Complementing sequencing data with ddPCR assessment of the most common KRAS G12V variant improved the detection rate of overall KRAS mutation frequency from 60% to 80%, a rate comparable to the previously published data [10,11,12,13,51]. This also demonstrates the necessity to consider the use of techniques with higher sensitivity over conventional next-generation sequencing, including the publicly available whole-exome or -genome profiles, for assessment of key drivers in cancers. Although visual inspection of raw data with IGV was able to improve the detection rate by the next-generation sequencing method, such inspection is not routinely performed and cannot be considered accurate without further confirmation, e.g., by ddPCR.

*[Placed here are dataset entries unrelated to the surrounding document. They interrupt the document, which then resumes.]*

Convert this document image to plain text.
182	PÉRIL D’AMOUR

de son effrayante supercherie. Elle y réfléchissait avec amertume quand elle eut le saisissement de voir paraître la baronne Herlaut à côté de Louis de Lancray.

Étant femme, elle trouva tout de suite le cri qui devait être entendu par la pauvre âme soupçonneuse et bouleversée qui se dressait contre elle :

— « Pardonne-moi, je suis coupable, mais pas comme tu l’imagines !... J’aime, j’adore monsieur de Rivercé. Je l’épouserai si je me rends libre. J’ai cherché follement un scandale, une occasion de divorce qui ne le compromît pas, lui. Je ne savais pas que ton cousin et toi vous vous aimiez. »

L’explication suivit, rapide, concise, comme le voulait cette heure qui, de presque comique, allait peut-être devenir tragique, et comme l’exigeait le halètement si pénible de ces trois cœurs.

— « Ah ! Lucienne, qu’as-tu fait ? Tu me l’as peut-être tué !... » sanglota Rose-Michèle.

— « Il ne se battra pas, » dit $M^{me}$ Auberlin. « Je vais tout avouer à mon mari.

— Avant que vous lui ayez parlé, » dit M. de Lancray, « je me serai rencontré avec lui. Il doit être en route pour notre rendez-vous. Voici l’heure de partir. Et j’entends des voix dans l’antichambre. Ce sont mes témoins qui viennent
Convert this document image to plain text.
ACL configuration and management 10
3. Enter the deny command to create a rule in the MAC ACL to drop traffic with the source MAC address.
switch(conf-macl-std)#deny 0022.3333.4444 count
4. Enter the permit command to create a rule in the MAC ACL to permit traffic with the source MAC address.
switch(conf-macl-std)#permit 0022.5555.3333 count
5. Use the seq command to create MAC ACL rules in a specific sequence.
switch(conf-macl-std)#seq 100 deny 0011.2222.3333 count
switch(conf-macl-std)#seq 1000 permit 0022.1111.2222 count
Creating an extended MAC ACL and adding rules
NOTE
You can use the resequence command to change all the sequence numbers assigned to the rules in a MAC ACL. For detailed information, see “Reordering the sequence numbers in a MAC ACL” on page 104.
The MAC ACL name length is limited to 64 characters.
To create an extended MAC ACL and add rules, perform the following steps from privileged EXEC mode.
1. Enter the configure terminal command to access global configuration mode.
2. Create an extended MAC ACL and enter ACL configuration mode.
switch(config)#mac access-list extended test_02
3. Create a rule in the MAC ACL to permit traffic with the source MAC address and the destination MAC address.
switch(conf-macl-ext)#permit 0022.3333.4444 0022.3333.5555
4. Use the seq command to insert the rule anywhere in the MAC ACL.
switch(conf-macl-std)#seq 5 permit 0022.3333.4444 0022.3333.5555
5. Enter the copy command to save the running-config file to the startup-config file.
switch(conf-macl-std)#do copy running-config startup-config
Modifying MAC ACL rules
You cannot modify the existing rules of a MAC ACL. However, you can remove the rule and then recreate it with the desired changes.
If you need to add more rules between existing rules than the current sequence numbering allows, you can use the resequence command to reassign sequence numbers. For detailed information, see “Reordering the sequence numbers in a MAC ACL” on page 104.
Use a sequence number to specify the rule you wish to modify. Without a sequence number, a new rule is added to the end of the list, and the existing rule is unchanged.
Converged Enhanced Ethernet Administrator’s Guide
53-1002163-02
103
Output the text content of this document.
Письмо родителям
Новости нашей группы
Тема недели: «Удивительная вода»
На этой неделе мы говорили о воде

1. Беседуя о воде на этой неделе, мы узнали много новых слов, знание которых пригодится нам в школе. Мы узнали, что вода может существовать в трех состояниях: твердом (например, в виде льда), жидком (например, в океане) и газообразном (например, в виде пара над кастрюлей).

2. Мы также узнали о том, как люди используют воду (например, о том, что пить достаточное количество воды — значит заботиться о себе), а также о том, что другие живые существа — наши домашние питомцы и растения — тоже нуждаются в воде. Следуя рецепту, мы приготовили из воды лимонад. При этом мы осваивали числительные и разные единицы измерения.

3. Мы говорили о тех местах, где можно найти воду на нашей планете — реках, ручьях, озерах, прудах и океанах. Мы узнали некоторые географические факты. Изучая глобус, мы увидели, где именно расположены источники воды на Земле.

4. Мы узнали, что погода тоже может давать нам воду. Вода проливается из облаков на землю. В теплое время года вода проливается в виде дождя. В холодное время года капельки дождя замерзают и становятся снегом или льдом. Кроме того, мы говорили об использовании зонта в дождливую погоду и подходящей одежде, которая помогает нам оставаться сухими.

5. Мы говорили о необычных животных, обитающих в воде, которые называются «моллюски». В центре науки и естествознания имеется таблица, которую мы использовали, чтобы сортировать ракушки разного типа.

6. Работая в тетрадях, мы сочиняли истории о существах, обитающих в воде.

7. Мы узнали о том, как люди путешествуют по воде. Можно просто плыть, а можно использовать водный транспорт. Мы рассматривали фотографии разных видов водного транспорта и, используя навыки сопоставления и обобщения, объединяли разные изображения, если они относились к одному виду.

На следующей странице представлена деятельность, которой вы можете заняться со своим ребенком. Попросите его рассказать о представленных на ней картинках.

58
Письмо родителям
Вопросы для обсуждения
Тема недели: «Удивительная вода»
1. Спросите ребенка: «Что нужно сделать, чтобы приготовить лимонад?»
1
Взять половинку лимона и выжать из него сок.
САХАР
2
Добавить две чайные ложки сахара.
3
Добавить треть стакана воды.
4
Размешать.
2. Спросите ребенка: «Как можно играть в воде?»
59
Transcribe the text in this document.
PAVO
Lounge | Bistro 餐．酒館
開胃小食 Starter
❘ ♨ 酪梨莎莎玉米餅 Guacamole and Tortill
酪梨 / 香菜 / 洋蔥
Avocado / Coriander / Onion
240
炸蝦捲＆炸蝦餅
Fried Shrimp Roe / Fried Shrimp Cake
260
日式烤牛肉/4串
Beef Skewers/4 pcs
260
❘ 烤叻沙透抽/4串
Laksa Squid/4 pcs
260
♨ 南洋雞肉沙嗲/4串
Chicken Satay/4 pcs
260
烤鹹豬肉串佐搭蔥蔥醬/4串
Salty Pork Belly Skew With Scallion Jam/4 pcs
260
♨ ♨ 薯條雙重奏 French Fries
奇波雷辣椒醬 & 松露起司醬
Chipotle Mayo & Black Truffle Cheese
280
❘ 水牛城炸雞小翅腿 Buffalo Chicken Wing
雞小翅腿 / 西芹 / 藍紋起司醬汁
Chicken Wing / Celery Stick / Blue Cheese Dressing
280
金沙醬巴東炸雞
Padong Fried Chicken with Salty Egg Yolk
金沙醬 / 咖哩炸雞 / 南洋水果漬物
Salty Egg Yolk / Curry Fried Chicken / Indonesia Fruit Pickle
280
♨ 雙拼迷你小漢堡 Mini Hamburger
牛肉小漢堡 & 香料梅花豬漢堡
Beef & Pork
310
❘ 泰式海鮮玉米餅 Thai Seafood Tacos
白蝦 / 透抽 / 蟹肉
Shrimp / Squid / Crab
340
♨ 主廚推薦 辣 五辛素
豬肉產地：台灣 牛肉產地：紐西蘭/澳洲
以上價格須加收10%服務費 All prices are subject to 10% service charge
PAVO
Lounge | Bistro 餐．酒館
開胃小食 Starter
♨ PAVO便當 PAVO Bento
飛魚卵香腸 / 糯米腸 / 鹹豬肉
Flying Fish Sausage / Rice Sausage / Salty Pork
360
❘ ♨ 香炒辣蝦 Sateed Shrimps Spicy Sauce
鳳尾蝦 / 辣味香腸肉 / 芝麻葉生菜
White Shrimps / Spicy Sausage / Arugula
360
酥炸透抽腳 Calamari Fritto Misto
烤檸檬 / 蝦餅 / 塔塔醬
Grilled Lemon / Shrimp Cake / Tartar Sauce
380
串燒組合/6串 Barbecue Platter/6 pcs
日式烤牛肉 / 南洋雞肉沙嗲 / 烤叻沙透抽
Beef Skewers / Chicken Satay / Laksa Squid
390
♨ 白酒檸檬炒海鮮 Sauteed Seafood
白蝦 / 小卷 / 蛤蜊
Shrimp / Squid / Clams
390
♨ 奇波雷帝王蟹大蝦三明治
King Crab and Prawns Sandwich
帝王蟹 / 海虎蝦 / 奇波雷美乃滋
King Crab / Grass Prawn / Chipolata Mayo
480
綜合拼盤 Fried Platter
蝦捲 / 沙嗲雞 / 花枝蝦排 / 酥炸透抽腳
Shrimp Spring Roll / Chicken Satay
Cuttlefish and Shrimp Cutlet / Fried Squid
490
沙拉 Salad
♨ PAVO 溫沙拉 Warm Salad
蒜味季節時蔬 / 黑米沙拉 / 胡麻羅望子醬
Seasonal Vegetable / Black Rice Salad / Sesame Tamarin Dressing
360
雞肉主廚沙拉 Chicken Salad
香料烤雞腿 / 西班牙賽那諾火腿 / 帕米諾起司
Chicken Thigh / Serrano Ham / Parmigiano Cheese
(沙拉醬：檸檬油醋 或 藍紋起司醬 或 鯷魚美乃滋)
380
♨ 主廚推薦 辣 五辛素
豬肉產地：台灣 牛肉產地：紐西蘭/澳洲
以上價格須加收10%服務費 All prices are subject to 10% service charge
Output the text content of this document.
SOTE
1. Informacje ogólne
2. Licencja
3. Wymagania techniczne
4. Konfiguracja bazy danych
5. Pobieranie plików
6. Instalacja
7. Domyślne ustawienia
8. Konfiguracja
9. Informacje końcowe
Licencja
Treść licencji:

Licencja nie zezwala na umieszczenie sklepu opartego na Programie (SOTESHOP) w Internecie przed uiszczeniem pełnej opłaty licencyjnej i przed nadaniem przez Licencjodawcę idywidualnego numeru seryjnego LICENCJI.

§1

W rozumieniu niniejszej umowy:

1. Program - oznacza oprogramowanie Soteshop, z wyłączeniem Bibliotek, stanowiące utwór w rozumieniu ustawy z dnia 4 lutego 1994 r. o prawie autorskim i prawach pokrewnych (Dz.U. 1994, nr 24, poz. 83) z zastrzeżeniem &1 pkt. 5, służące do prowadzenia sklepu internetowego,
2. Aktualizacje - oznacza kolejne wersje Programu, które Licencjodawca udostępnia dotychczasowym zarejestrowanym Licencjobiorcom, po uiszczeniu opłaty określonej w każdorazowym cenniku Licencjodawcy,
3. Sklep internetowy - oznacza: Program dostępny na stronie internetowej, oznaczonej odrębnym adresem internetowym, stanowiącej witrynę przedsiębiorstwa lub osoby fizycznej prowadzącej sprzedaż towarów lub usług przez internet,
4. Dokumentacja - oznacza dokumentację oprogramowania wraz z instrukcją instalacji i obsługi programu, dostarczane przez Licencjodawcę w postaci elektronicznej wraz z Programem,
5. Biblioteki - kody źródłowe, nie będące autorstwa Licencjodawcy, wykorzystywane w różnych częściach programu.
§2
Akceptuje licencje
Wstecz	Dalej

Our study has some limitations and benefits. First, the modest sample size may be seen as a limitation. This was unavoidable as a single center does not have access to large numbers of surgically treated PDAC patients with both primary and distant pulmonary metastatic lesions available for research. Alternatively, a multicentric design could bring more heterogeneity in sample processing and storage, surgical procedures, and follow-up of patients. On the other hand, long-term follow-up of patients enabled the present study to address differences between short- and long-term survivors of PDAC. Considering the published differences in median survival between patients with solitary pulmonary metastases (81.4 months), multi-organ metastases (23.4), and non-pulmonary metastases (15.8) [9], it is intriguing to study the genetic background of long survival enabled by the present study. Moreover, collections of patients with metachronous pulmonary metastases, which developed after radical resection of primary tumors, are extremely rare. Second, FFPE samples are known to be a source of sequence bias, especially overestimation of C > T transitions (n.b., these are manifested as C > T and G > A in the Human Genome Variation Society (HGVS) syntax depending on the strand orientation of the particular gene) due to the formation of cross-linking by-products during long-term storage [52]. Although several studies attempted to deal with this fact [53,54], it remains a currently unresolved issue [55] and the process of DNA isolation and further analysis must be carefully optimized for each application [56,57]. In the present study, sequencing artifacts were removed by the FilterMutectCalls tool (part of the GATK pipeline) that calculates orientation bias using a read orientation model. At last, the gene panel instead of the whole exome or genome was assessed. Given the modest sample size and expected mutation frequencies, highly mutated genes in PDAC and LUAD (target tissues of both inspected lesions) complemented with the frequently mutated pan-cancer driver, and druggable or clinically actionable genes were studied to allow comparison of small subgroups of patients divided by survival and metastatic site. Whole-genome or -exome sequencing approach in larger sample sets will be needed to evaluate the importance of rare somatic variants, including copy number variations.

5. Conclusions

In conclusion, this study provides a unique somatic mutation profile of a rarely studied subgroup of PDAC patients and contributes to the concept of precision medicine of this cancer.